When the first sheets of rain hit the wall of windows, visibility dropped to practically nothing. Even at mid-day, the skies were black as night outside. The wind whistled around the corners of the six-story building with a mournful howl and drove the rain towards our window at an angle no window was ever intended to withstand.
When it hit, the rain overflowed the window sill and ran down the inside of the wall. I grabbed a couple of bath towels and began mopping as fast as I could. Even then, I was barely able to keep the water off the floor. I had seen windows let water in like this only once before—when a tornado headed straight at our house and then swerved in time to miss us, but still raised havoc a half mile to the north. There was no tornado in this storm, just straight winds flying at us on the horizontal.
I must have been working on my third towel when I started complaining to myself that we had picked a fine time to come—during Southeast Asia’s monsoon season! To make matters worse, the e-mails we received from the home front boasted of Tulsa’s unseasonably cool weather—we were stuck in a hot, sultry part of the world, having to cope with wall-to-wall rain!
I couldn’t help but smile as the Spirit brought to mind what I’d seen earlier in the eyes of each of the pastors who traveled— some of them for days—to attend our seminar on Inductive Bible Study. Rainy season or not, this was the day the Lord intended. For months, we had been praying He would bring the people he wanted, and that was exactly what He had done.
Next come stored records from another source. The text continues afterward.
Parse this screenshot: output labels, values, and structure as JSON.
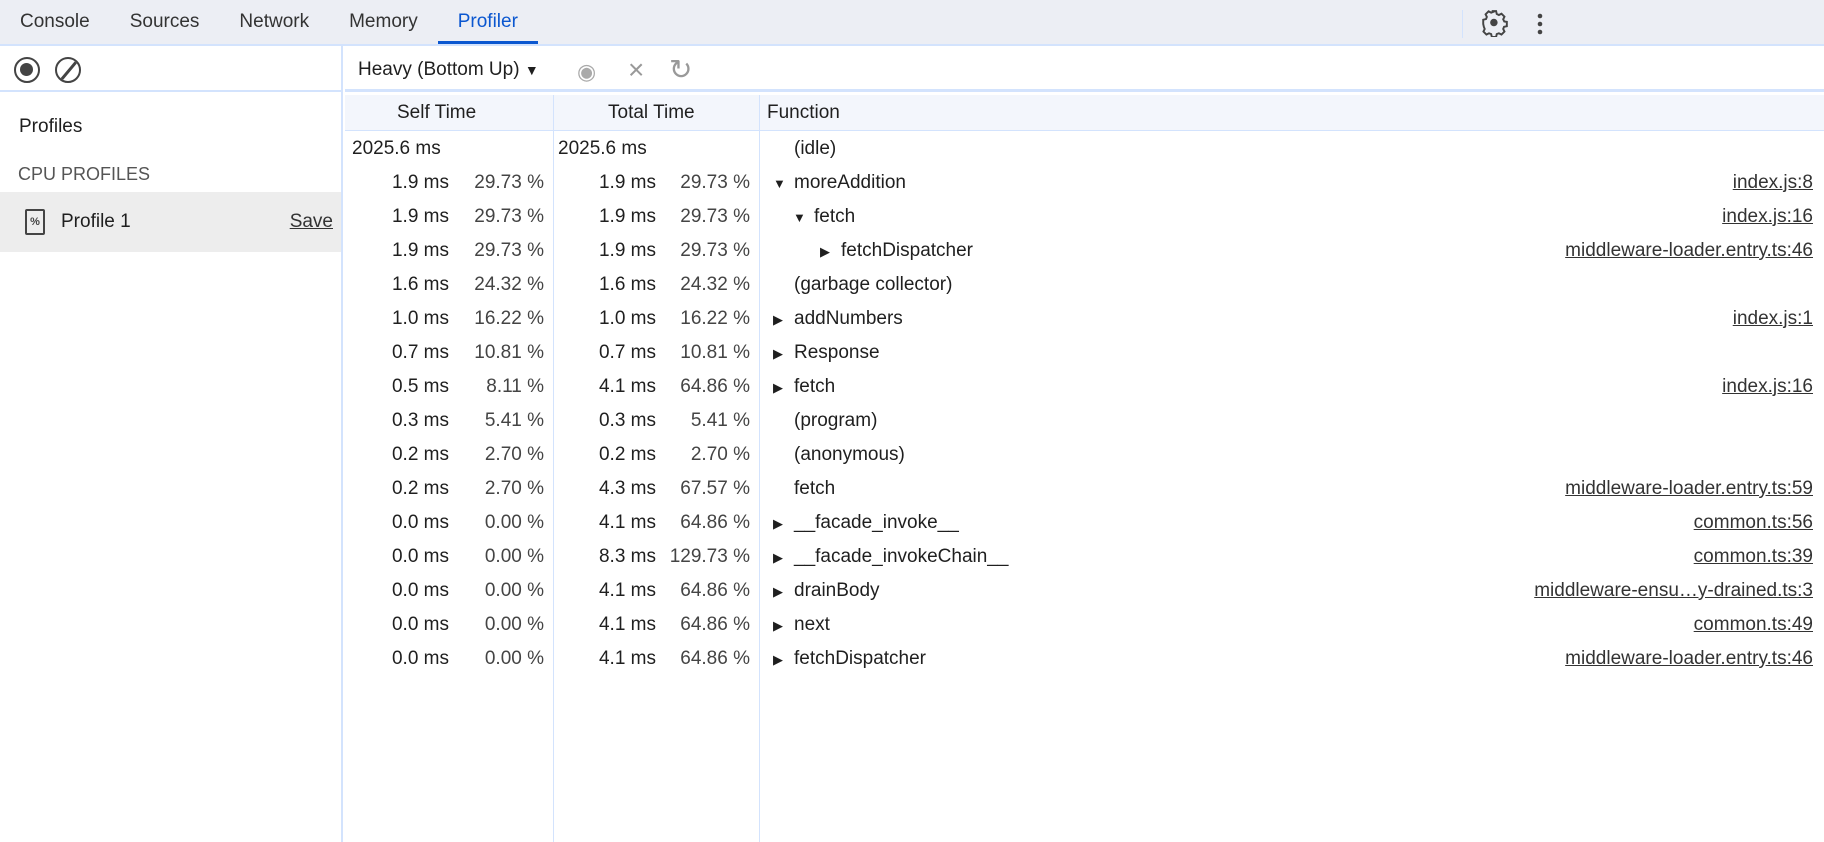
{
  "tabs": [
    "Console",
    "Sources",
    "Network",
    "Memory",
    "Profiler"
  ],
  "active_tab": "Profiler",
  "sidebar": {
    "title": "Profiles",
    "section": "CPU PROFILES",
    "profile": {
      "name": "Profile 1",
      "save": "Save"
    }
  },
  "toolbar": {
    "view": "Heavy (Bottom Up)"
  },
  "columns": {
    "self": "Self Time",
    "total": "Total Time",
    "func": "Function"
  },
  "rows": [
    {
      "self": "2025.6 ms",
      "selfp": "",
      "total": "2025.6 ms",
      "totalp": "",
      "depth": 0,
      "arrow": "",
      "name": "(idle)",
      "src": ""
    },
    {
      "self": "1.9 ms",
      "selfp": "29.73 %",
      "total": "1.9 ms",
      "totalp": "29.73 %",
      "depth": 0,
      "arrow": "down",
      "name": "moreAddition",
      "src": "index.js:8"
    },
    {
      "self": "1.9 ms",
      "selfp": "29.73 %",
      "total": "1.9 ms",
      "totalp": "29.73 %",
      "depth": 1,
      "arrow": "down",
      "name": "fetch",
      "src": "index.js:16"
    },
    {
      "self": "1.9 ms",
      "selfp": "29.73 %",
      "total": "1.9 ms",
      "totalp": "29.73 %",
      "depth": 2,
      "arrow": "right",
      "name": "fetchDispatcher",
      "src": "middleware-loader.entry.ts:46"
    },
    {
      "self": "1.6 ms",
      "selfp": "24.32 %",
      "total": "1.6 ms",
      "totalp": "24.32 %",
      "depth": 0,
      "arrow": "",
      "name": "(garbage collector)",
      "src": ""
    },
    {
      "self": "1.0 ms",
      "selfp": "16.22 %",
      "total": "1.0 ms",
      "totalp": "16.22 %",
      "depth": 0,
      "arrow": "right",
      "name": "addNumbers",
      "src": "index.js:1"
    },
    {
      "self": "0.7 ms",
      "selfp": "10.81 %",
      "total": "0.7 ms",
      "totalp": "10.81 %",
      "depth": 0,
      "arrow": "right",
      "name": "Response",
      "src": ""
    },
    {
      "self": "0.5 ms",
      "selfp": "8.11 %",
      "total": "4.1 ms",
      "totalp": "64.86 %",
      "depth": 0,
      "arrow": "right",
      "name": "fetch",
      "src": "index.js:16"
    },
    {
      "self": "0.3 ms",
      "selfp": "5.41 %",
      "total": "0.3 ms",
      "totalp": "5.41 %",
      "depth": 0,
      "arrow": "",
      "name": "(program)",
      "src": ""
    },
    {
      "self": "0.2 ms",
      "selfp": "2.70 %",
      "total": "0.2 ms",
      "totalp": "2.70 %",
      "depth": 0,
      "arrow": "",
      "name": "(anonymous)",
      "src": ""
    },
    {
      "self": "0.2 ms",
      "selfp": "2.70 %",
      "total": "4.3 ms",
      "totalp": "67.57 %",
      "depth": 0,
      "arrow": "",
      "name": "fetch",
      "src": "middleware-loader.entry.ts:59"
    },
    {
      "self": "0.0 ms",
      "selfp": "0.00 %",
      "total": "4.1 ms",
      "totalp": "64.86 %",
      "depth": 0,
      "arrow": "right",
      "name": "__facade_invoke__",
      "src": "common.ts:56"
    },
    {
      "self": "0.0 ms",
      "selfp": "0.00 %",
      "total": "8.3 ms",
      "totalp": "129.73 %",
      "depth": 0,
      "arrow": "right",
      "name": "__facade_invokeChain__",
      "src": "common.ts:39"
    },
    {
      "self": "0.0 ms",
      "selfp": "0.00 %",
      "total": "4.1 ms",
      "totalp": "64.86 %",
      "depth": 0,
      "arrow": "right",
      "name": "drainBody",
      "src": "middleware-ensu…y-drained.ts:3"
    },
    {
      "self": "0.0 ms",
      "selfp": "0.00 %",
      "total": "4.1 ms",
      "totalp": "64.86 %",
      "depth": 0,
      "arrow": "right",
      "name": "next",
      "src": "common.ts:49"
    },
    {
      "self": "0.0 ms",
      "selfp": "0.00 %",
      "total": "4.1 ms",
      "totalp": "64.86 %",
      "depth": 0,
      "arrow": "right",
      "name": "fetchDispatcher",
      "src": "middleware-loader.entry.ts:46"
    }
  ]
}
No one was there by accident. And each was getting exactly what God intended for him to get from the teaching. If it happened to be at a time that required our enduring the incessant rain, then so be it. God’s timing is always perfect! Who am I to complain?
Experience teaches that Satan will interfere with God’s work when and wherever he can. And the more important the mission, the greater the interference. Many obstacles had been placed in our path before we ever stepped on the plane to Rangoon. How silly of me to think that Satan would give up the fight so easily and leave us alone once we landed!
Torrents of rain? Leaky windows? Oppressive heat? Ha! How could a little discomfort keep us from carrying out God’s plan for these precious people? After all, they’d come from all over Myanmar to learn how to study the Bible and God wasn’t going to let them down now!
Comment by stacymiller on 7 July 2009:
Welcome home Gail! Missed your essays and teachings!